Background: Mindfulness as a positive mental health intervention approach has been increasingly applied to address depression in young people. This systematic review and meta-analysis evaluated the effects of mindfulness-based stress reduction (MBSR) in the treatment of depression among adolescents and young adults.
Methods: Electronic databases and references in articles were searched. Randomized controlled trials (RCTs) evaluating MBSR and reporting outcomes for depressive symptoms among young people aged 12 to 25 years were included. Data extraction and risk of bias assessment were conducted by two reviewers independently. Hedges’ g with a 95% confidence interval was calculated to represent intervention effect.
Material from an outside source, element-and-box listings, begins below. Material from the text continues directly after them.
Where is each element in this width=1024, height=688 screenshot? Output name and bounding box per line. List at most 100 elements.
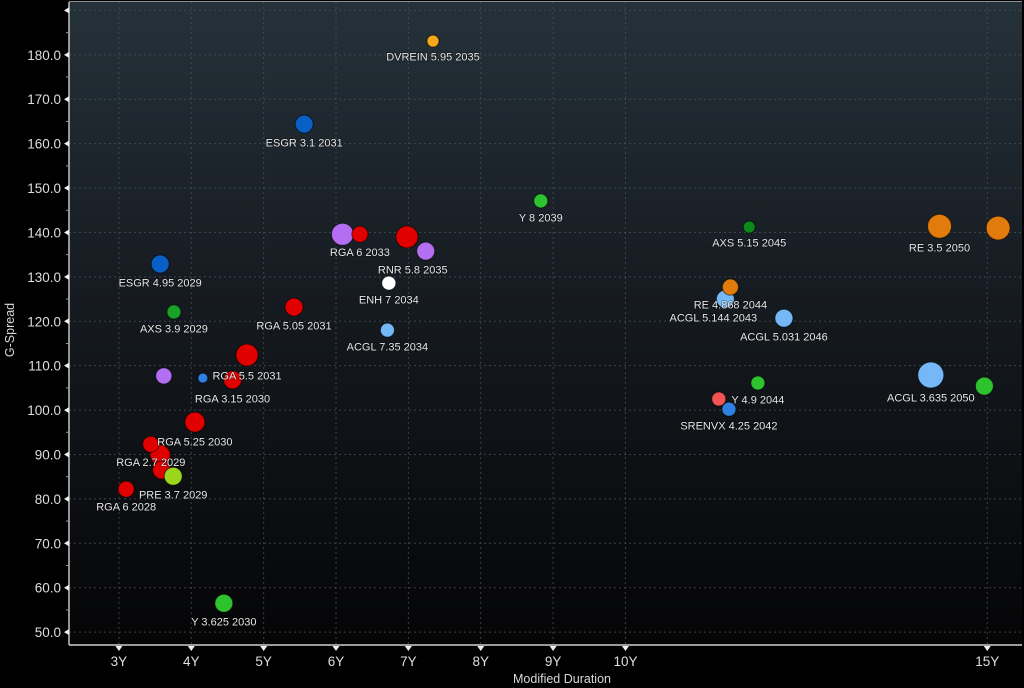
data-label: RGA 5.25 2030: [157, 437, 232, 449]
data-point[interactable]: [395, 225, 419, 249]
y-tick-label: 80.0: [35, 492, 61, 507]
y-tick-mark: [64, 495, 69, 502]
data-point[interactable]: [351, 225, 369, 243]
data-point[interactable]: [235, 343, 259, 367]
data-label: RE 3.5 2050: [909, 243, 970, 255]
x-tick-label: 8Y: [472, 654, 489, 669]
data-point[interactable]: [742, 220, 756, 234]
y-tick-label: 150.0: [27, 181, 61, 196]
data-point[interactable]: [917, 361, 945, 389]
data-point[interactable]: [721, 401, 737, 417]
x-tick-label: 6Y: [328, 654, 345, 669]
x-tick-mark: [477, 646, 485, 651]
gridlines: [69, 2, 1022, 645]
x-tick-mark: [115, 646, 123, 651]
data-point[interactable]: [774, 308, 794, 328]
y-tick-mark: [64, 318, 69, 325]
x-tick-label: 9Y: [545, 654, 562, 669]
y-tick-mark: [64, 7, 69, 14]
y-tick-mark: [64, 629, 69, 636]
plot-area: [69, 2, 1022, 645]
y-tick-mark: [64, 362, 69, 369]
data-label: ENH 7 2034: [359, 295, 419, 307]
data-label: ESGR 3.1 2031: [266, 138, 343, 150]
y-tick-label: 170.0: [27, 92, 61, 107]
x-axis-title: Modified Duration: [513, 672, 611, 686]
data-label: Y 3.625 2030: [191, 617, 256, 629]
data-point[interactable]: [379, 322, 395, 338]
data-point[interactable]: [184, 411, 206, 433]
x-tick-label: 7Y: [400, 654, 417, 669]
data-point[interactable]: [166, 304, 182, 320]
y-tick-mark: [64, 540, 69, 547]
data-label: RGA 5.05 2031: [256, 321, 331, 333]
data-point[interactable]: [711, 391, 727, 407]
x-tick-mark: [549, 646, 557, 651]
data-point[interactable]: [416, 241, 436, 261]
data-points: [117, 34, 1011, 613]
data-point[interactable]: [927, 213, 952, 239]
data-label: SRENVX 4.25 2042: [680, 421, 777, 433]
data-label: PRE 3.7 2029: [139, 490, 208, 502]
x-tick-label: 10Y: [613, 654, 637, 669]
data-label: Y 8 2039: [519, 212, 563, 224]
data-point[interactable]: [750, 375, 766, 391]
y-tick-label: 110.0: [28, 359, 61, 374]
x-tick-label: 15Y: [975, 654, 999, 669]
data-label: RNR 5.8 2035: [378, 265, 448, 277]
y-tick-mark: [64, 584, 69, 591]
x-axis-ticks: 3Y 4Y 5Y 6Y 7Y 8Y 9Y 10Y 15Y: [111, 646, 999, 669]
y-tick-label: 160.0: [27, 137, 61, 152]
x-tick-mark: [187, 646, 195, 651]
y-tick-label: 130.0: [27, 270, 61, 285]
data-label: AXS 3.9 2029: [140, 323, 208, 335]
data-point[interactable]: [721, 278, 739, 296]
data-point[interactable]: [197, 372, 209, 384]
data-point[interactable]: [150, 254, 170, 274]
y-tick-label: 90.0: [35, 447, 61, 462]
data-labels: DVREIN 5.95 2035 ESGR 3.1 2031 Y 8 2039 AXS…: [95, 51, 975, 630]
x-tick-mark: [621, 646, 629, 651]
x-tick-label: 5Y: [255, 654, 272, 669]
y-tick-mark: [64, 185, 69, 192]
y-tick-label: 180.0: [27, 48, 61, 63]
data-point[interactable]: [330, 222, 355, 246]
y-tick-mark: [64, 407, 69, 414]
data-point[interactable]: [284, 297, 304, 317]
y-tick-mark: [64, 51, 69, 58]
y-tick-label: 100.0: [27, 403, 61, 418]
data-point[interactable]: [117, 480, 135, 498]
data-point[interactable]: [294, 114, 314, 134]
data-label: RE 4.868 2044: [694, 300, 767, 312]
data-point[interactable]: [223, 370, 243, 390]
y-tick-mark: [64, 229, 69, 236]
data-point[interactable]: [214, 593, 234, 613]
x-tick-mark: [332, 646, 340, 651]
data-point[interactable]: [381, 275, 397, 291]
x-tick-label: 3Y: [111, 654, 128, 669]
data-point[interactable]: [163, 466, 183, 486]
data-label: DVREIN 5.95 2035: [386, 52, 480, 64]
data-label: RGA 6 2033: [330, 247, 390, 259]
data-point[interactable]: [985, 215, 1011, 241]
y-axis-title: G-Spread: [3, 303, 17, 357]
y-tick-label: 60.0: [35, 581, 61, 596]
data-point[interactable]: [142, 435, 160, 453]
data-point[interactable]: [533, 193, 549, 209]
data-label: Y 4.9 2044: [731, 395, 784, 407]
data-point[interactable]: [155, 367, 173, 385]
y-tick-mark: [64, 273, 69, 280]
y-axis-ticks: 50.0 60.0 70.0 80.0 90.0 100.0 110.0 120.0 130.0…: [27, 7, 69, 640]
data-label: ACGL 7.35 2034: [347, 342, 429, 354]
y-tick-label: 120.0: [27, 314, 61, 329]
data-label: ESGR 4.95 2029: [119, 277, 202, 289]
y-tick-mark: [64, 451, 69, 458]
data-label: RGA 2.7 2029: [116, 457, 185, 469]
data-label: ACGL 3.635 2050: [887, 393, 975, 405]
data-point[interactable]: [974, 376, 994, 396]
y-tick-mark: [64, 96, 69, 103]
data-label: RGA 3.15 2030: [195, 393, 270, 405]
data-point[interactable]: [426, 34, 440, 48]
data-label: AXS 5.15 2045: [712, 238, 786, 250]
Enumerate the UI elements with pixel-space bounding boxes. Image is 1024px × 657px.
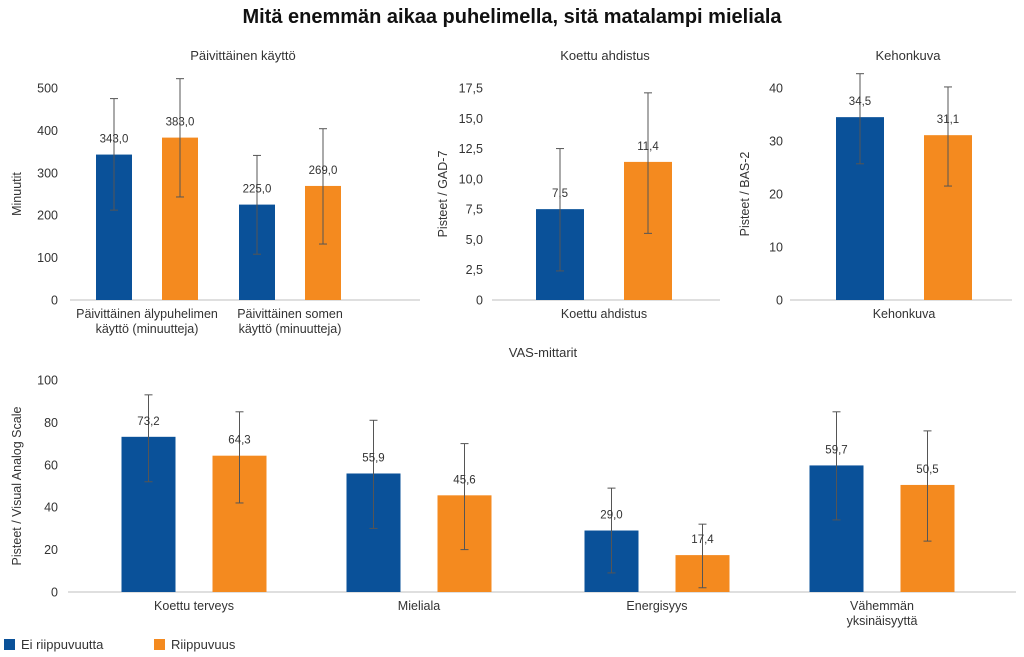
y-axis-label: Pisteet / Visual Analog Scale [10,407,24,566]
y-axis-label: Minuutit [10,172,24,216]
data-label: 17,4 [691,534,714,546]
y-tick-label: 30 [769,135,783,149]
legend-swatch-riippuvuus [154,639,165,650]
y-tick-label: 60 [44,458,58,472]
y-tick-label: 300 [37,166,58,180]
y-tick-label: 10,0 [459,172,483,186]
y-tick-label: 80 [44,416,58,430]
y-tick-label: 400 [37,124,58,138]
data-label: 59,7 [825,444,847,456]
x-category-label: Vähemmän [850,599,914,613]
chart-panel-kehonkuva: Kehonkuva Pisteet / BAS-2 0 10 20 30 40 34,5 31,… [738,48,1012,321]
panel-title: Kehonkuva [875,48,941,63]
data-label: 45,6 [453,474,475,486]
chart-panel-koettu-ahdistus: Koettu ahdistus Pisteet / GAD-7 0 2,5 5,0 7,5… [436,48,720,321]
y-tick-label: 0 [476,294,483,308]
data-label: 31,1 [937,114,959,126]
chart-main-title: Mitä enemmän aikaa puhelimella, sitä mat… [242,6,782,28]
y-tick-label: 100 [37,251,58,265]
legend-swatch-ei-riippuvuutta [4,639,15,650]
data-label: 55,9 [362,452,384,464]
y-axis-label: Pisteet / BAS-2 [738,152,752,237]
x-category-label: käyttö (minuutteja) [96,322,199,336]
x-category-label: Päivittäinen somen [237,307,343,321]
y-tick-label: 12,5 [459,142,483,156]
data-label: 73,2 [137,416,159,428]
legend-item-ei-riippuvuutta: Ei riippuvuutta [4,637,103,652]
x-category-label: käyttö (minuutteja) [239,322,342,336]
x-category-label: Energisyys [626,599,687,613]
y-tick-label: 10 [769,241,783,255]
y-tick-label: 20 [44,543,58,557]
x-category-label: Kehonkuva [873,307,936,321]
data-label: 383,0 [166,117,195,129]
data-label: 64,3 [228,435,250,447]
y-tick-label: 7,5 [466,203,483,217]
x-category-label: Mieliala [398,599,440,613]
legend-label-ei-riippuvuutta: Ei riippuvuutta [21,637,104,652]
panel-title: Päivittäinen käyttö [190,48,296,63]
y-tick-label: 40 [44,501,58,515]
y-tick-label: 500 [37,82,58,96]
chart-panel-päivittäinen-käyttö: Päivittäinen käyttö Minuutit 0 100 200 300 400… [10,48,420,336]
x-category-label: Koettu ahdistus [561,307,647,321]
y-tick-label: 0 [51,294,58,308]
y-tick-label: 200 [37,209,58,223]
y-tick-label: 0 [776,294,783,308]
data-label: 225,0 [243,184,272,196]
y-tick-label: 100 [37,374,58,388]
x-category-label: Koettu terveys [154,599,234,613]
panel-title: Koettu ahdistus [560,48,650,63]
data-label: 34,5 [849,96,871,108]
data-label: 343,0 [100,134,129,146]
y-tick-label: 40 [769,82,783,96]
data-label: 269,0 [309,165,338,177]
x-category-label: yksinäisyyttä [847,614,918,628]
panel-title: VAS-mittarit [509,345,578,360]
legend-label-riippuvuus: Riippuvuus [171,637,236,652]
x-category-label: Päivittäinen älypuhelimen [76,307,218,321]
legend-item-riippuvuus: Riippuvuus [154,637,235,652]
y-tick-label: 20 [769,188,783,202]
data-label: 11,4 [637,141,659,153]
y-tick-label: 17,5 [459,82,483,96]
chart-panel-vas-mittarit: VAS-mittarit Pisteet / Visual Analog Scal… [10,345,1016,628]
y-tick-label: 15,0 [459,112,483,126]
data-label: 50,5 [916,464,938,476]
y-tick-label: 5,0 [466,233,483,247]
y-tick-label: 0 [51,586,58,600]
y-axis-label: Pisteet / GAD-7 [436,151,450,238]
data-label: 7,5 [552,188,568,200]
y-tick-label: 2,5 [466,263,483,277]
data-label: 29,0 [600,510,622,522]
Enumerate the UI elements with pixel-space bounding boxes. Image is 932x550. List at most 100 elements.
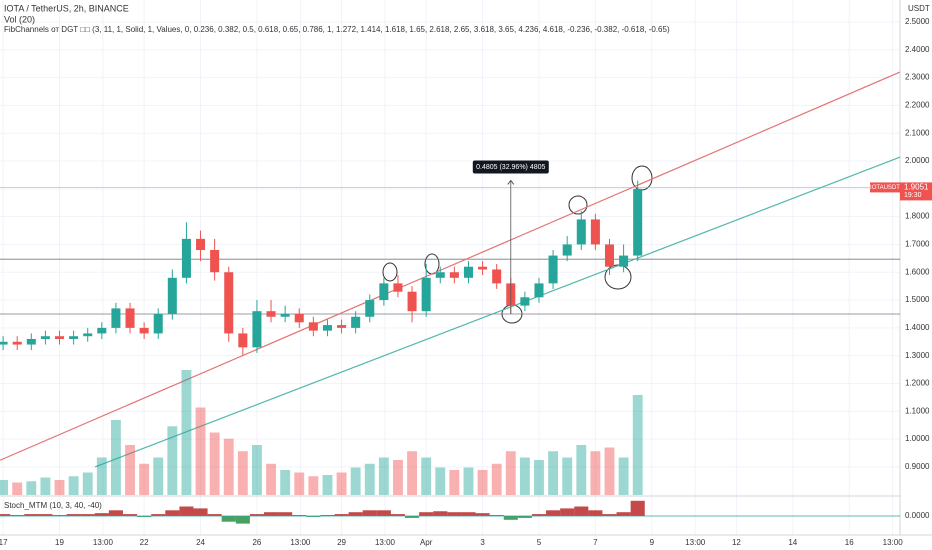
stoch-bar — [447, 512, 462, 516]
currency-label: USDT — [908, 4, 930, 13]
candle-body — [562, 244, 572, 256]
stoch-bar — [278, 512, 293, 516]
candle-body — [125, 308, 135, 328]
candle-body — [421, 277, 431, 312]
candle-body — [69, 336, 79, 339]
stoch-bar — [221, 516, 236, 522]
volume-bar — [40, 477, 51, 495]
y-tick-label: 1.6000 — [905, 267, 930, 276]
chart-title: IOTA / TetherUS, 2h, BINANCE — [4, 3, 129, 13]
y-tick-label: 0.9000 — [905, 462, 930, 471]
oscillator-label: Stoch_MTM (10, 3, 40, -40) — [4, 501, 102, 510]
y-tick-label: 2.5000 — [905, 17, 930, 26]
candle-body — [40, 336, 50, 339]
candle-body — [365, 300, 375, 317]
y-tick-label: 1.2000 — [905, 379, 930, 388]
stoch-bar — [630, 500, 645, 516]
volume-bar — [125, 445, 135, 495]
volume-bar — [167, 426, 178, 495]
volume-bar — [364, 463, 375, 495]
candle-body — [83, 333, 93, 337]
candle-body — [266, 311, 276, 317]
x-tick-label: 13:00 — [375, 538, 396, 547]
stoch-bar — [52, 515, 67, 516]
candle-body — [252, 311, 262, 348]
stoch-bar — [390, 514, 406, 516]
candle-body — [167, 277, 177, 314]
channel-line — [0, 71, 901, 461]
y-tick-label: 1.5000 — [905, 295, 930, 304]
volume-bar — [393, 460, 403, 495]
volume-bar — [54, 480, 65, 495]
volume-bar — [632, 395, 643, 495]
volume-bar — [195, 407, 206, 495]
volume-bar — [153, 457, 164, 495]
volume-bar — [322, 475, 333, 495]
x-tick-label: 17 — [0, 538, 8, 547]
candle-body — [97, 327, 107, 334]
volume-label: Vol (20) — [4, 14, 35, 24]
volume-bar — [82, 472, 93, 495]
volume-bar — [68, 476, 79, 495]
stoch-bar — [249, 514, 264, 516]
stoch-bar — [165, 510, 180, 516]
volume-bar — [308, 476, 319, 495]
y-tick-label: 2.4000 — [905, 45, 930, 54]
candle-body — [393, 283, 403, 292]
stoch-bar — [489, 515, 504, 516]
x-tick-label: 13:00 — [93, 538, 114, 547]
circle — [604, 264, 632, 290]
y-tick-label: 2.3000 — [905, 73, 930, 82]
candle-body — [435, 272, 445, 278]
indicator-label: FibChannels от DGT □□ (3, 11, 1, Solid, … — [4, 25, 670, 34]
volume-bar — [477, 470, 488, 495]
volume-bar — [618, 457, 629, 495]
y-tick-label: 1.3000 — [905, 351, 930, 360]
symbol-badge — [870, 182, 900, 193]
stoch-bar — [602, 514, 617, 516]
candle-body — [337, 325, 347, 328]
y-tick-label: 1.0000 — [905, 434, 930, 443]
x-tick-label: 13:00 — [290, 538, 311, 547]
candle-body — [534, 283, 544, 298]
stoch-bar — [292, 515, 307, 516]
measure-box — [472, 160, 549, 174]
candle-body — [520, 297, 530, 306]
stoch-bar — [517, 516, 532, 518]
x-tick-label: 19 — [55, 538, 64, 547]
y-tick-label: 1.8000 — [905, 212, 930, 221]
stoch-bar — [362, 510, 377, 516]
measure-arrowhead — [507, 179, 515, 185]
stoch-bar — [419, 512, 434, 516]
volume-bar — [505, 451, 516, 495]
candle-body — [478, 266, 488, 270]
x-tick-label: 16 — [845, 538, 854, 547]
x-tick-label: 24 — [196, 538, 205, 547]
candle-body — [449, 272, 459, 278]
stoch-bar — [503, 516, 518, 520]
stoch-bar — [574, 506, 589, 516]
candle-body — [590, 219, 600, 245]
volume-bar — [223, 438, 234, 495]
stoch-bar — [137, 516, 152, 517]
circle — [568, 195, 588, 215]
candle-body — [238, 333, 248, 348]
stoch-bar — [80, 514, 95, 516]
volume-bar — [491, 463, 502, 495]
volume-bar — [336, 472, 347, 495]
candle-body — [322, 325, 332, 331]
candle-body — [0, 341, 8, 345]
candle-body — [492, 269, 502, 284]
stoch-bar — [616, 512, 631, 516]
stoch-bar — [531, 514, 547, 516]
candle-body — [181, 238, 191, 278]
price-badge — [900, 182, 932, 201]
volume-bar — [435, 467, 446, 495]
stoch-bar — [207, 514, 222, 516]
volume-bar — [181, 370, 192, 495]
x-tick-label: 26 — [252, 538, 261, 547]
y-tick-label: 1.7000 — [905, 240, 930, 249]
x-tick-label: 3 — [480, 538, 485, 547]
y-tick-label: 1.4000 — [905, 323, 930, 332]
stoch-bar — [235, 516, 250, 524]
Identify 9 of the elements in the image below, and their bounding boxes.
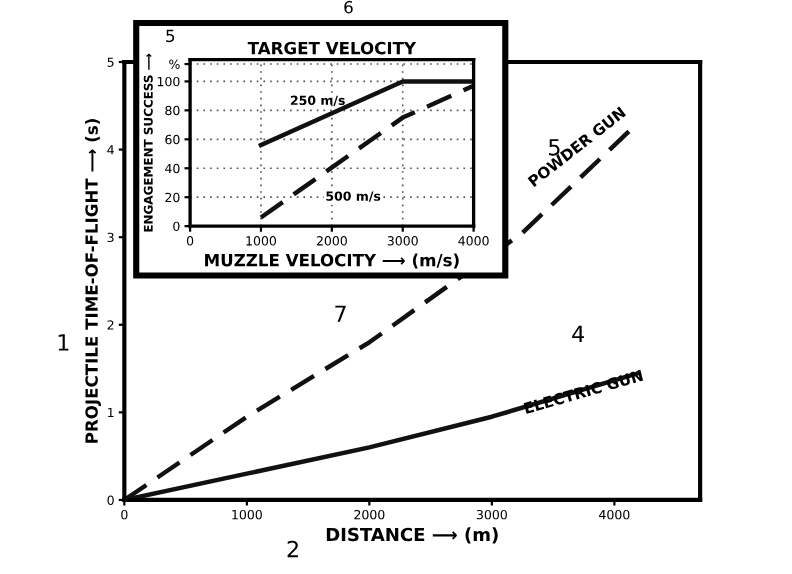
x-axis-title: MUZZLE VELOCITY ⟶ (m/s) (205, 253, 459, 269)
annotation: 7 (335, 305, 346, 322)
annotation: 4 (572, 325, 584, 342)
y-axis-title: PROJECTILE TIME-OF-FLIGHT ⟶ (s) (85, 119, 101, 443)
text: 1 (58, 334, 69, 351)
text: 2 (287, 540, 298, 558)
text: 6 (344, 0, 353, 14)
chart-title: TARGET VELOCITY (247, 41, 417, 55)
x-axis-title: DISTANCE ⟶ (m) (326, 527, 498, 544)
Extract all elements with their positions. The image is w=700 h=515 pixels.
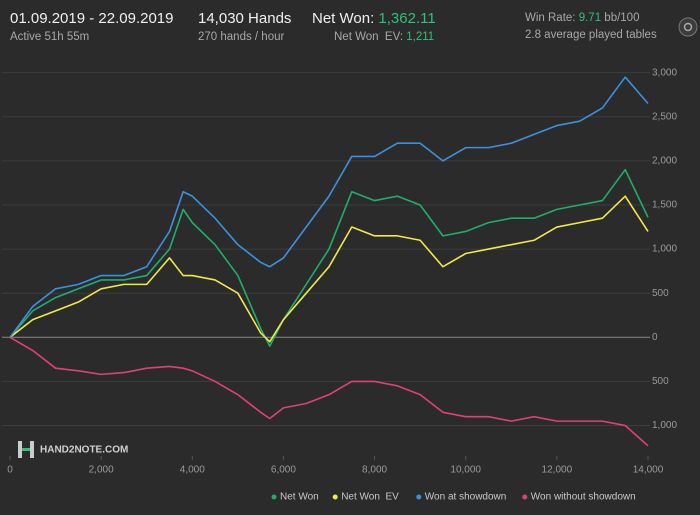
x-tick-label: 8,000 — [362, 465, 387, 476]
tables: 2.8 average played tables — [525, 29, 657, 41]
y-tick-label: 2,000 — [652, 156, 677, 167]
y-tick-label: 500 — [652, 376, 669, 387]
net-won: Net Won: 1,362.11 — [312, 10, 436, 27]
date-range: 01.09.2019 - 22.09.2019 — [10, 10, 174, 27]
legend-label: Won at showdown — [425, 492, 507, 503]
logo-icon — [30, 441, 34, 458]
y-tick-label: 1,000 — [652, 420, 677, 431]
y-tick-label: 2,500 — [652, 111, 677, 122]
logo-icon — [22, 448, 30, 451]
y-tick-label: 500 — [652, 288, 669, 299]
x-tick-label: 2,000 — [89, 465, 114, 476]
net-won-ev: Net Won EV: 1,211 — [334, 31, 434, 43]
win-rate: Win Rate: 9.71 bb/100 — [525, 12, 639, 24]
series-line — [9, 336, 649, 447]
x-tick-label: 0 — [7, 465, 13, 476]
y-tick-label: 3,000 — [652, 67, 677, 78]
settings-button[interactable] — [678, 17, 698, 37]
x-tick-label: 14,000 — [633, 465, 664, 476]
series-line — [9, 168, 649, 347]
legend-marker — [271, 494, 277, 500]
series-line — [9, 195, 649, 343]
legend-label: Net Won EV — [341, 492, 399, 503]
win-rate-label: Win Rate: — [525, 12, 576, 24]
legend-marker — [416, 494, 422, 500]
settings-icon — [683, 22, 693, 32]
y-tick-label: 1,500 — [652, 200, 677, 211]
x-tick-label: 6,000 — [271, 465, 296, 476]
net-won-label: Net Won: — [312, 10, 375, 27]
logo-icon — [18, 441, 22, 458]
active-time: Active 51h 55m — [10, 31, 90, 43]
y-tick-label: 0 — [652, 332, 658, 343]
net-won-ev-label: Net Won EV: — [334, 31, 404, 43]
net-won-ev-value: 1,211 — [406, 31, 435, 43]
y-tick-label: 1,000 — [652, 244, 677, 255]
x-tick-label: 4,000 — [180, 465, 205, 476]
hands: 14,030 Hands — [198, 10, 292, 27]
legend-marker — [522, 494, 528, 500]
series-line — [9, 76, 649, 338]
legend-marker — [332, 494, 338, 500]
logo-text: HAND2NOTE.COM — [40, 445, 128, 456]
x-tick-label: 10,000 — [450, 465, 481, 476]
win-rate-value: 9.71 — [578, 12, 602, 24]
legend-label: Net Won — [280, 492, 319, 503]
win-rate-unit: bb/100 — [604, 12, 640, 24]
legend-label: Won without showdown — [531, 492, 636, 503]
hands-rate: 270 hands / hour — [198, 31, 285, 43]
net-won-value: 1,362.11 — [378, 10, 436, 27]
x-tick-label: 12,000 — [542, 465, 573, 476]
Results: Eighteen RCTs featuring 2,042 participants were included in the meta-analysis. Relative to the control groups (e.g., no treatment, treatment as usual, or active control), MBSR had moderate effects in reducing depressive symptoms at the end of intervention (Hedges’ g = -0.45). No statistically significant effects were found in follow-up (Hedges’ g = -0.24) due to a lack of statistical power. Meta-regression found that the average treatment effect might be moderated by control condition, treatment duration, and participants’ baseline depression.
Conclusion: MBSR had moderate effects in reducing depression in young people at posttest. Future research is needed to assess the follow-up effects of MBSR on depressive symptoms among adolescents and young adults.